Squire Marietta M, Munsamy Megashnee, Lin Gary, Telukdarie Arnesh, Igusa Takeru
Johns Hopkins University, Department of Civil and Systems Engineering, 3400 N. Charles St, Baltimore, MD 21218, USA.
Mangosuthu University of Technology, Mangosuthu Highway, Umlazi, Durban, South Africa.
Energy Build. 2021 Jul 1;242:110948. doi: 10.1016/j.enbuild.2021.110948. Epub 2021 Mar 26.

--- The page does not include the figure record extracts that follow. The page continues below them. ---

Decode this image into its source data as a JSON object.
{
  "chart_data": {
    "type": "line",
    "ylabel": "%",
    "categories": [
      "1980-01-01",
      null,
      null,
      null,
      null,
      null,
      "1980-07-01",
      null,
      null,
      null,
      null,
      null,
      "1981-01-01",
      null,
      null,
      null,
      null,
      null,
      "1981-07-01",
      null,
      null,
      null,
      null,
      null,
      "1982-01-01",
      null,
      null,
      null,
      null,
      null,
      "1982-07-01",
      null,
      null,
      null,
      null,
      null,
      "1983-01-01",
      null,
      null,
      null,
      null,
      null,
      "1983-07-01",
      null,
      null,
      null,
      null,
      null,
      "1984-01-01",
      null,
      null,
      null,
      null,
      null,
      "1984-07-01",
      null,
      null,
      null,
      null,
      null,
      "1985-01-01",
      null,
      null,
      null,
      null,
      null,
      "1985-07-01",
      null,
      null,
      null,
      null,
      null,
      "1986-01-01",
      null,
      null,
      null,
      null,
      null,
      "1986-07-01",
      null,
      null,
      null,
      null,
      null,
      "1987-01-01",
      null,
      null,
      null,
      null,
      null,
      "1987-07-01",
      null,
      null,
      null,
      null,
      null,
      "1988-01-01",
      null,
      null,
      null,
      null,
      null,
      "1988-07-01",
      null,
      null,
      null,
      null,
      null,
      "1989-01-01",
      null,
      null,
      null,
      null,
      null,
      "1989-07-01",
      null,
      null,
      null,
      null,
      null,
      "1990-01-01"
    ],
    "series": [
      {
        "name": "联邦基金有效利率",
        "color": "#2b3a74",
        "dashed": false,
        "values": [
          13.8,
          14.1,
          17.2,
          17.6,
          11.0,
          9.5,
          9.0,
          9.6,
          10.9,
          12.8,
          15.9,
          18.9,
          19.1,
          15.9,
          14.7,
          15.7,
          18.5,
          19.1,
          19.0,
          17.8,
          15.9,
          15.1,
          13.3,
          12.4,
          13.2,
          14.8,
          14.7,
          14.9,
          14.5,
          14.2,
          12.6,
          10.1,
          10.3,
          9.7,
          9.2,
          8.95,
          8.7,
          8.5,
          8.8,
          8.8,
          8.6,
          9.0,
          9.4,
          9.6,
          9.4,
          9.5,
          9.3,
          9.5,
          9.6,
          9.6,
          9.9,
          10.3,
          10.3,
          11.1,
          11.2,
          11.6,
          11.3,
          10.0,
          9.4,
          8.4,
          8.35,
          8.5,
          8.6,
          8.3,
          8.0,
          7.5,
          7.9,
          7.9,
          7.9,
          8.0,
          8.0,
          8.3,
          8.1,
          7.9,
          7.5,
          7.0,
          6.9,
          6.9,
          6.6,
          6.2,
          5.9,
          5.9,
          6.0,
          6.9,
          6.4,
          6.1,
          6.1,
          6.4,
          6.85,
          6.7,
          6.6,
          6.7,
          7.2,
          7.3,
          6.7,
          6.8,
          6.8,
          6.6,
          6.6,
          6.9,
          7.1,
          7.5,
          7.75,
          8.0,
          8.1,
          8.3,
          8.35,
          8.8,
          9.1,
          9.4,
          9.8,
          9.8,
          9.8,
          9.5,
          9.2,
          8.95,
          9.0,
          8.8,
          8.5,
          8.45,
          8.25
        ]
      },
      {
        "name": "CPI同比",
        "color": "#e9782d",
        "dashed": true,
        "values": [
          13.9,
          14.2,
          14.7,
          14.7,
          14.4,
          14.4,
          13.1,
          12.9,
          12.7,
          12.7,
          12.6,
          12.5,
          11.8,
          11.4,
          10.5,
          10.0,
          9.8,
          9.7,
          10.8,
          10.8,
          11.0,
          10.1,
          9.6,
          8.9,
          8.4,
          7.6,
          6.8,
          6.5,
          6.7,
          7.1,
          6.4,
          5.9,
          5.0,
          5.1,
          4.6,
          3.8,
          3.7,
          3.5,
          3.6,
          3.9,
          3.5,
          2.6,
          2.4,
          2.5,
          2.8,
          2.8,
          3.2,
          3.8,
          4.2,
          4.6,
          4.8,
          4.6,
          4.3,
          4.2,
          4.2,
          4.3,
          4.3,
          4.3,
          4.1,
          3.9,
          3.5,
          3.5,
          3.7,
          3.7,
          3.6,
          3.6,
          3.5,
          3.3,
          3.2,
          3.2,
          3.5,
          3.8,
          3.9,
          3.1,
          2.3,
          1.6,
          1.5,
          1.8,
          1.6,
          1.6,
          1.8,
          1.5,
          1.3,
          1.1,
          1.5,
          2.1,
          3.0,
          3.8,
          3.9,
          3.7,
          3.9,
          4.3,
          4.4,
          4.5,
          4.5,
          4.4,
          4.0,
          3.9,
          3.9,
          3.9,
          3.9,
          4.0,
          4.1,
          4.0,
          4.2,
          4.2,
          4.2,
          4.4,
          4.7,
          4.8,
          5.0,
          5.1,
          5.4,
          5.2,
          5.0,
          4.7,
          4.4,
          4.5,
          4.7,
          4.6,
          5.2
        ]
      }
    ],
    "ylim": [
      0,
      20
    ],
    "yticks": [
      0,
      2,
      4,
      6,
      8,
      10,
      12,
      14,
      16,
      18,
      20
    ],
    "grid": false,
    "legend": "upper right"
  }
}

The study objective assessed the energy demand and economic cost of two hospital-based COVID-19 infection control interventions: negative pressure (NP) treatment rooms and xenon pulsed ultraviolet (XP-UV) equipment. After projecting COVID-19 hospitalizations, a Hospital Energy Model and Infection De-escalation Models quantified increases in energy demand and reductions in infections. The NP intervention was applied to 11, 22, and 44 rooms for small, medium, and large hospitals, while the XP-UV equipment was used eight, nine, and ten hours a day. For small, medium, and large hospitals, the annum kWh for NP rooms were 116,700 kWh, 332,530 kWh, 795,675 kWh, which correspond to annum energy costs of $11,845 ($1,077/room), $33,752 ($1,534/room), and $80,761 ($1,836/room). For XP-UV, the annum-kilowatt-hours (and costs) were 438 ($45), 493 ($50), and 548 ($56) for small, medium, and large hospitals. While energy efficiencies may be expected for the large hospital, the hospital contained more energy-intensive use rooms (ICUs) which resulted in higher operational and energy costs. XP-UV had a greater reduction in secondary COVID-19 infections in large and medium hospitals. NP rooms had a greater reduction in secondary SARS-CoV-2 transmission in small hospitals. Early implementation of interventions can result in realized cost savings through reduced hospital-acquired infections.
负压(NP)治疗室和氙气脉冲紫外线(XP-UV)设备。在预测新冠肺炎住院人数后,一个医院能源模型和感染降级模型对能源需求的增加和感染的减少进行了量化。NP干预措施应用于小型、中型和大型医院的11间、22间和44间病房,而XP-UV设备每天使用8小时、9小时和10小时。对于小型、中型和大型医院,NP病房的年千瓦时数分别为116,700千瓦时、332,530千瓦时、795,675千瓦时,分别对应年能源成本11,845美元(每间病房1,077美元)、33,752美元(每间病房1,534美元)和80,761美元(每间病房1,836美元)。对于XP-UV,小型、中型和大型医院的年千瓦时数(及成本)分别为438(45美元)、493(50美元)和548(56美元)。虽然大型医院可能预期能源效率更高,但该医院包含更多能源密集型使用房间(重症监护病房),这导致运营和能源成本更高。XP-UV在大中型医院中对新冠肺炎二次感染的减少幅度更大。NP病房在小型医院中对新冠病毒二次传播的减少幅度更大。尽早实施干预措施可通过减少医院获得性感染实现成本节约。